The IFEX joint action came just after editor Ali Anouzla and journalist Bochra Daou from the independent daily "Al-Jarida al-Oula" were ordered to appear at a Rabat court on October 21 for also publishing articles on the king's health. Anouzla was sentenced to a suspended one year in jail and Daou to a suspended three months in jail. They were also fined 10,000 and 5,000 dirhams respectively. It remains unclear why they were not jailed immediately like Chahtan.

After publishing a survey of the King's rule, two magazines,"TelQuel" and "Nichane", were confiscated in early August 2009 because they had disrespected King Mohammed VI and "violated public morality," report IFEX members.

On 28 September, the Ministry of the Interior closed down "Akhbar al-Youm" without a court order and the newspaper's editor, Taoufik Bouachrine, and cartoonist Kalid Kadar were brought to court on charges for printing a cartoon that was considered "disrespectful of a member of the royal family," according to IFEX members.
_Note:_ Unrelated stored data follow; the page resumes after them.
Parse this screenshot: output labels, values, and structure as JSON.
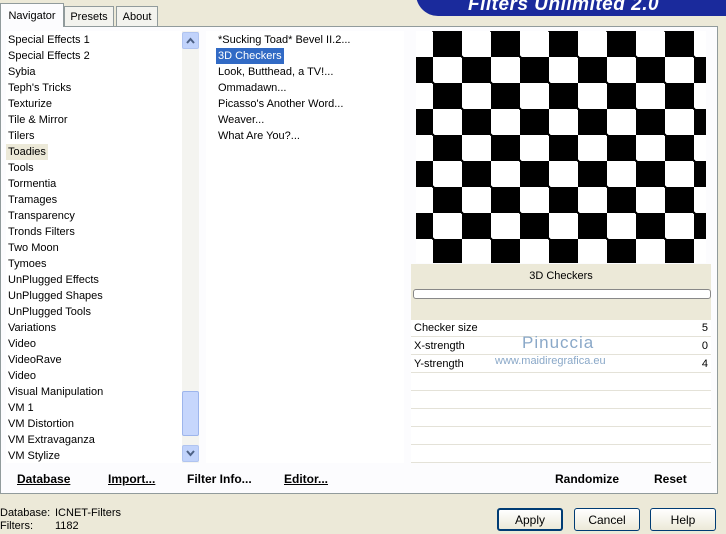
{
  "tabs": [
    "Navigator",
    "Presets",
    "About"
  ],
  "banner_title": "Filters Unlimited 2.0",
  "categories": [
    "Special Effects 1",
    "Special Effects 2",
    "Sybia",
    "Teph's Tricks",
    "Texturize",
    "Tile & Mirror",
    "Tilers",
    "Toadies",
    "Tools",
    "Tormentia",
    "Tramages",
    "Transparency",
    "Tronds Filters",
    "Two Moon",
    "Tymoes",
    "UnPlugged Effects",
    "UnPlugged Shapes",
    "UnPlugged Tools",
    "Variations",
    "Video",
    "VideoRave",
    "Video",
    "Visual Manipulation",
    "VM 1",
    "VM Distortion",
    "VM Extravaganza",
    "VM Stylize"
  ],
  "selected_category": "Toadies",
  "filters": [
    "*Sucking Toad*  Bevel II.2...",
    "3D Checkers",
    "Look, Butthead, a TV!...",
    "Ommadawn...",
    "Picasso's Another Word...",
    "Weaver...",
    "What Are You?..."
  ],
  "selected_filter": "3D Checkers",
  "preview_caption": "3D Checkers",
  "params": [
    {
      "label": "Checker size",
      "value": "5"
    },
    {
      "label": "X-strength",
      "value": "0"
    },
    {
      "label": "Y-strength",
      "value": "4"
    }
  ],
  "watermark": {
    "line1": "Pinuccia",
    "line2": "www.maidiregrafica.eu"
  },
  "bottom_buttons": {
    "database": "Database",
    "import": "Import...",
    "filter_info": "Filter Info...",
    "editor": "Editor...",
    "randomize": "Randomize",
    "reset": "Reset"
  },
  "status": {
    "database_label": "Database:",
    "database_value": "ICNET-Filters",
    "filters_label": "Filters:",
    "filters_value": "1182"
  },
  "dialog_buttons": {
    "apply": "Apply",
    "cancel": "Cancel",
    "help": "Help"
  },
  "colors": {
    "selection": "#316ac5",
    "banner": "#1a2a9c",
    "background": "#ece9d8"
  }
}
That case is still pending.

This escalation of attacks on press freedom in Morocco threatens the press across the Arab region. The IFEX joint action condemns these politically motivated trials and the ongoing harassment of journalists who are carrying out their professional duties.

"These journalists are engaged in publishing information which is of huge public interest, yet the authorities have decided to hunt them down like common criminals," said the International Federation of Journalists (IFJ).

Reporters Without Borders (RSF) held a news conference on 27 October in Casablanca to lend support to Moroccan journalists facing an "avalanche of lawsuits and prosecutions." Permission to hold the news conference inside a hotel was revoked and an improvised news conference took place in the hotel lobby with many Moroccan and foreign journalists, reports RSF. On 22 October RSF and the Paris-based news website "Bakchich" organised a demonstration in front of the Moroccan embassy in Paris.